Attorney-Client Work Product Doctrine

Cades Attorney PHILIP LEAS wins case that work product doctrine protection does not extend to in-house attorneys, further developing the definition of “rendition of legal services”.

This published decision develops the law of attorney-client privilege and the work-product doctrine protection for communications of an in-house attorney with its employer, especially for insurance company in-house attorneys who serve as claim handlers.

The plaintiff had a lender’s title insurance policy for its $2.4 million dollar mortgage loan.  It turned out that the borrower’s title was based on a forged deed and, therefore, invalid, resulting in a complete failure of title and liability of the title insurer for the full policy amount.  The title insurer apparently knew of the forgery within 60-90 days after the plaintiff made his claim, but the insurer managed not to pay the claim for two and a half years while engaging counsel on behalf of the plaintiff to defend unsuccessfully against suit brought to quiet title against the plaintiff and his borrower.

The plaintiff sued for his policy benefits and for bad faith delay on the part of the insurer.  Four months after suit was filed, the insurer paid the full policy amount, and discovery ensued on the bad-faith claim.  Part of the business model for title insurance companies, and perhaps for other types of insurers, is to engage only attorneys as claim handlers.  When the plaintiff sought the title company’s claim file, almost all of it was withheld on grounds of attorney-client privilege and work product (in anticipation of litigation with the plaintiff who ultimately had to sue for his benefits).  Some materials were furnished, and other materials were withheld and furnished to the court for in camera review.  After the in camera review, the circuit court judge ordered all of the withheld documents to be protected from disclosure.  The circuit court judge later granted summary judgment to the insurance company by finding that it had acted reasonably in waiting two and a half years to pay the claim.

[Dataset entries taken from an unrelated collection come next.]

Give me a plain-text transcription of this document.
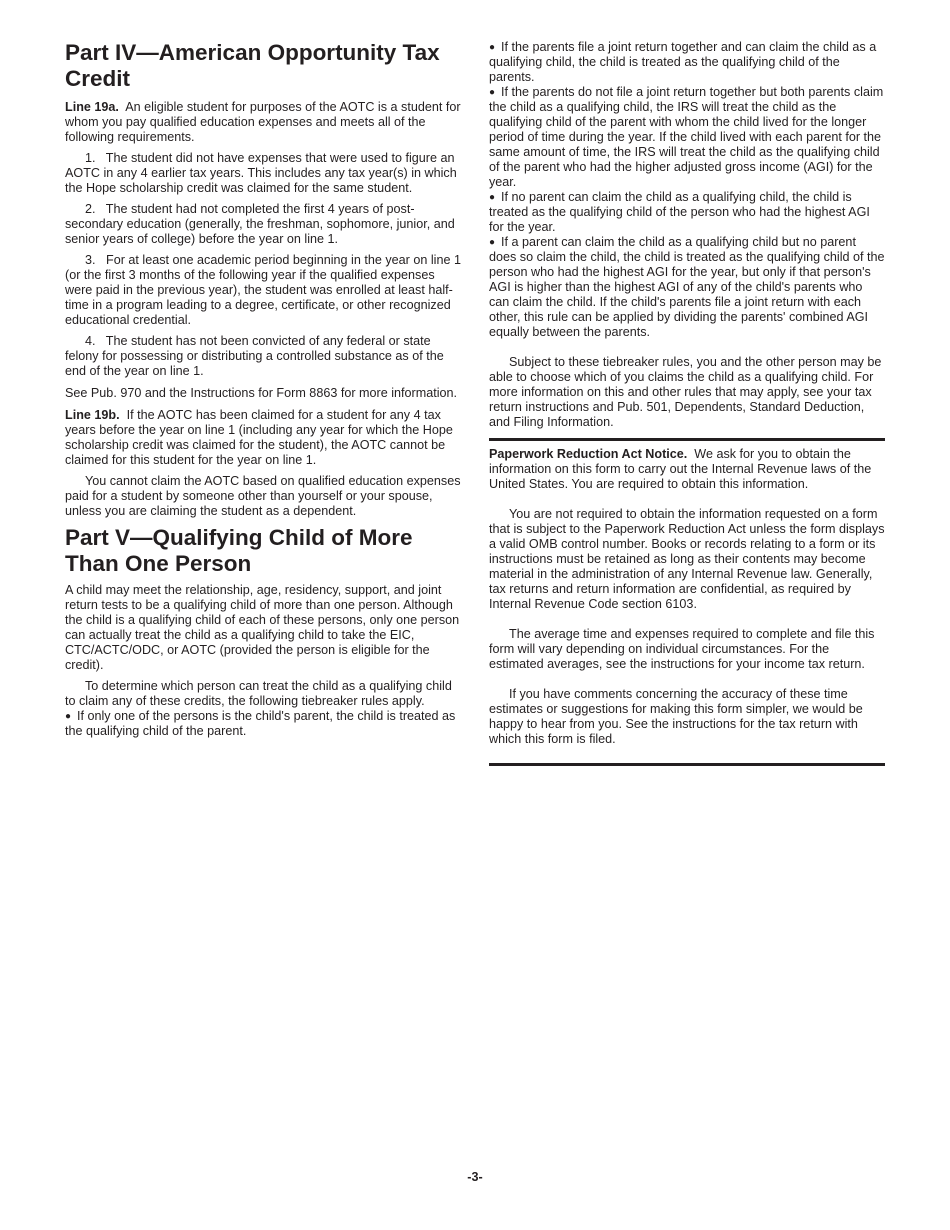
Part IV—American Opportunity Tax Credit

Line 19a. An eligible student for purposes of the AOTC is a student for whom you pay qualified education expenses and meets all of the following requirements.

1. The student did not have expenses that were used to figure an AOTC in any 4 earlier tax years. This includes any tax year(s) in which the Hope scholarship credit was claimed for the same student.

2. The student had not completed the first 4 years of post-secondary education (generally, the freshman, sophomore, junior, and senior years of college) before the year on line 1.

3. For at least one academic period beginning in the year on line 1 (or the first 3 months of the following year if the qualified expenses were paid in the previous year), the student was enrolled at least half-time in a program leading to a degree, certificate, or other recognized educational credential.

4. The student has not been convicted of any federal or state felony for possessing or distributing a controlled substance as of the end of the year on line 1.

See Pub. 970 and the Instructions for Form 8863 for more information.

Line 19b. If the AOTC has been claimed for a student for any 4 tax years before the year on line 1 (including any year for which the Hope scholarship credit was claimed for the student), the AOTC cannot be claimed for this student for the year on line 1.

You cannot claim the AOTC based on qualified education expenses paid for a student by someone other than yourself or your spouse, unless you are claiming the student as a dependent.

Part V—Qualifying Child of More Than One Person

A child may meet the relationship, age, residency, support, and joint return tests to be a qualifying child of more than one person. Although the child is a qualifying child of each of these persons, only one person can actually treat the child as a qualifying child to take the EIC, CTC/ACTC/ODC, or AOTC (provided the person is eligible for the credit).

To determine which person can treat the child as a qualifying child to claim any of these credits, the following tiebreaker rules apply.

● If only one of the persons is the child's parent, the child is treated as the qualifying child of the parent.

● If the parents file a joint return together and can claim the child as a qualifying child, the child is treated as the qualifying child of the parents.

● If the parents do not file a joint return together but both parents claim the child as a qualifying child, the IRS will treat the child as the qualifying child of the parent with whom the child lived for the longer period of time during the year. If the child lived with each parent for the same amount of time, the IRS will treat the child as the qualifying child of the parent who had the higher adjusted gross income (AGI) for the year.

● If no parent can claim the child as a qualifying child, the child is treated as the qualifying child of the person who had the highest AGI for the year.

● If a parent can claim the child as a qualifying child but no parent does so claim the child, the child is treated as the qualifying child of the person who had the highest AGI for the year, but only if that person's AGI is higher than the highest AGI of any of the child's parents who can claim the child. If the child's parents file a joint return with each other, this rule can be applied by dividing the parents' combined AGI equally between the parents.

Subject to these tiebreaker rules, you and the other person may be able to choose which of you claims the child as a qualifying child. For more information on this and other rules that may apply, see your tax return instructions and Pub. 501, Dependents, Standard Deduction, and Filing Information.

Paperwork Reduction Act Notice. We ask for you to obtain the information on this form to carry out the Internal Revenue laws of the United States. You are required to obtain this information.

You are not required to obtain the information requested on a form that is subject to the Paperwork Reduction Act unless the form displays a valid OMB control number. Books or records relating to a form or its instructions must be retained as long as their contents may become material in the administration of any Internal Revenue law. Generally, tax returns and return information are confidential, as required by Internal Revenue Code section 6103.

The average time and expenses required to complete and file this form will vary depending on individual circumstances. For the estimated averages, see the instructions for your income tax return.

If you have comments concerning the accuracy of these time estimates or suggestions for making this form simpler, we would be happy to hear from you. See the instructions for the tax return with which this form is filed.

-3-
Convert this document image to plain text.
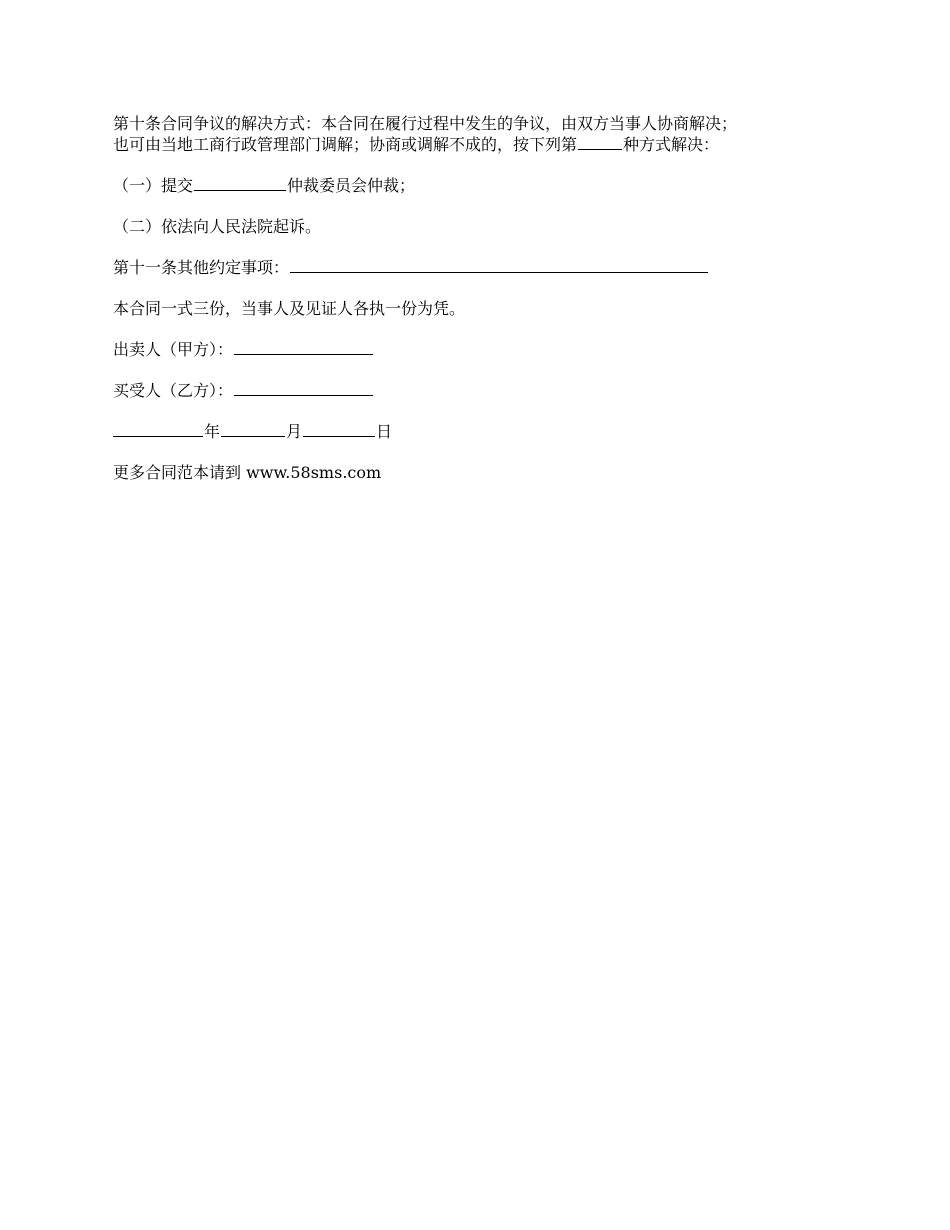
第十条合同争议的解决方式：本合同在履行过程中发生的争议，由双方当事人协商解决；
也可由当地工商行政管理部门调解；协商或调解不成的，按下列第	种方式解决：

（一）提交	仲裁委员会仲裁；

（二）依法向人民法院起诉。

第十一条其他约定事项：

本合同一式三份，当事人及见证人各执一份为凭。

出卖人（甲方）：

买受人（乙方）：

年	月	日

更多合同范本请到 www.58sms.com
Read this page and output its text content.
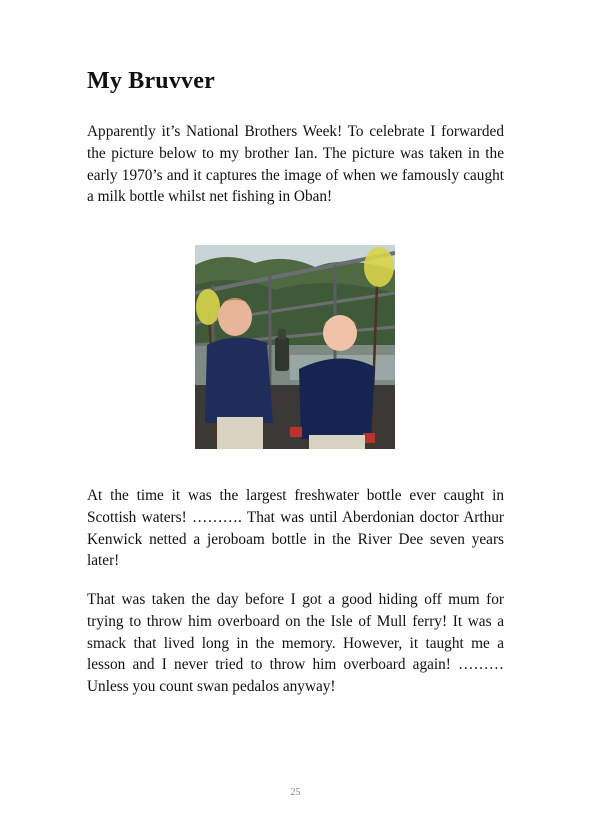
My Bruvver

Apparently it’s National Brothers Week! To celebrate I forwarded the picture below to my brother Ian. The picture was taken in the early 1970’s and it captures the image of when we famously caught a milk bottle whilst net fishing in Oban!

At the time it was the largest freshwater bottle ever caught in Scottish waters! ………. That was until Aberdonian doctor Arthur Kenwick netted a jeroboam bottle in the River Dee seven years later!

That was taken the day before I got a good hiding off mum for trying to throw him overboard on the Isle of Mull ferry! It was a smack that lived long in the memory. However, it taught me a lesson and I never tried to throw him overboard again! ……… Unless you count swan pedalos anyway!

25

On appeal the ICA reversed the summary judgment because a finding of reasonableness is fact intensive, and lots more explaining is needed to account for a delay of two and a half years in the face of a forged deed.  The court also had the benefit of the discovery documents filed under seal and kept under seal after the circuit court upheld the assertions of privilege and work product.

On the subject of attorney-client privilege, the court pointed out that the privilege is codified in HRE Rule 503 and that “the privilege depends on whether the communications involved the rendition of professional legal services.”  Slip op. at 28.  This entails an inquiry into “whether a communication is ‘primarily or predominantly of a legal character.’”  An in-house attorney usually performs both legal functions and functions that would be performed in the company’s ordinary course of business and not necessarily by a lawyer.  Claim handling is part of the ordinary business of an insurance company, and the court distinguished “standard claims handling” from professional legal services.  Id. at 35.  The ICA remanded the case to the circuit court for further analysis to determine what parts of the withheld documents involved the rendition of professional legal services.  That should not be sufficient to conceal facts uncovered in the claim investigation, especially what the plaintiff most wants to know, which is when the title company knew the deed was forged.

In addressing the work-product doctrine, the court used almost a page of quotations from other cases, such as, this one:  “’[M]aterials prepared as part of claims investigation are generally not considered work product due to the industry’s need to investigate claims. . . . Documents created during those processes are part of the ordinary course of business of insurance companies.’” Id. at 40.  To find work product, the court also focused on whether documents were prepared “’because of anticipated litigation, and would not have been created in substantially similar form but for the prospect of litigation.’”  Id. at 41.  Given that the party invoking the work-product doctrine has the burden of showing that it applies, this makes it difficult for an insurance company to establish application of the doctrine when the company has no claim handlers other than lawyers.